Transformation applied to the dataset in place. Only applies to continuous columns.

Arguments

  • cols: The columns to act on as a list of strings. Defaults to "all" which acts on all columns in the dataset.
  • name: The name of the transformation. If not provided a unique name will be generated from the class name.
  • output: Whether or not this transformation should be included in the final output. This must be True for all dataset transformations. Defaults to True.
  • scalar: the scalar to be used for multiplication. It can be provided as a number, in which case all numerical columns will be multiplied by the respective scalar or as a dictionary mapping column names to scalars for multiplication. Defaults to 0.

Raises

  • TransformationApplicationError: if the scalar variable is not correctly instantiated.
  • TransformationRegistryError: If the transformation name is already in use.
  • TransformationRegistryError: If the transformation name hasn't been provided and the transformation is not registered.
  • ValueError: If output is False.

Method generated by attrs for class ScalarAdditionDataTransformation.

Variables

Static methods


schema

def schema()> marshmallow.schema.Schema:

Inherited from:

DatasetTransformation.schema :

Gets an instance of the Schema associated with this Transformation.

Raises

  • TypeError: If the transformation doesn't have a TransformationSchema as the schema.
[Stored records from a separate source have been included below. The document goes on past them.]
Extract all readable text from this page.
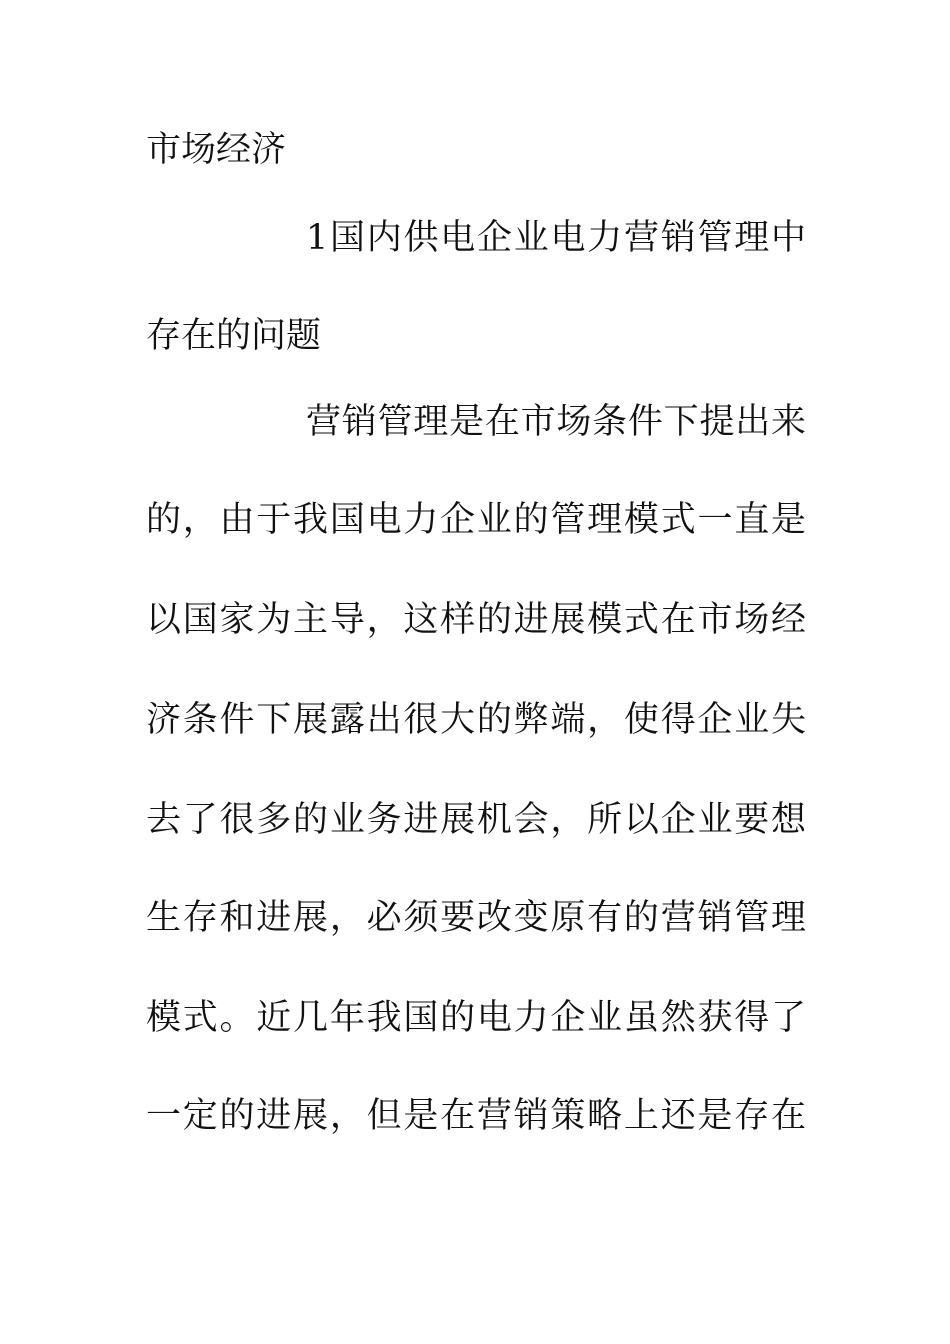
市场经济
1国内供电企业电力营销管理中
存在的问题
营销管理是在市场条件下提出来
的，由于我国电力企业的管理模式一直是
以国家为主导，这样的进展模式在市场经
济条件下展露出很大的弊端，使得企业失
去了很多的业务进展机会，所以企业要想
生存和进展，必须要改变原有的营销管理
模式。近几年我国的电力企业虽然获得了
一定的进展，但是在营销策略上还是存在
ScalarMultiplicationDataTransformation

class ScalarMultiplicationDataTransformation(    *,    name: str = None,    output: bool = True,    cols: Union[str, list[str]] = 'all',    scalar: Union[int, float, Mapping[str, Union[int, float]]] = 1,):

Dataset transformation that multiplies the specified columns by a scalar.

Transformation applied to the dataset in place. Only applies to continuous columns.

Arguments

  • cols: The columns to act on as a list of strings. Defaults to "all" which acts on all columns in the dataset.
  • name: The name of the transformation. If not provided a unique name will be generated from the class name.
  • output: Whether or not this transformation should be included in the final output. This must be True for all dataset transformations. Defaults to True.
  • scalar: the scalar to be used for multiplication. It can be provided as a number, in which case all numerical columns will be multiplied by the respective scalar or as a dictionary mapping column names to scalars for multiplication. Defaults to 1.

Raises

  • TransformationApplicationError: if the scalar variable is not correctly instantiated.
  • TransformationRegistryError: If the transformation name is already in use.
  • TransformationRegistryError: If the transformation name hasn't been provided and the transformation is not registered.
  • ValueError: If output is False.

Method generated by attrs for class ScalarMultiplicationDataTransformation.

Variables

Static methods


schema

def schema()> marshmallow.schema.Schema:

Inherited from:

DatasetTransformation.schema :

Gets an instance of the Schema associated with this Transformation.

Raises

  • TypeError: If the transformation doesn't have a TransformationSchema as the schema.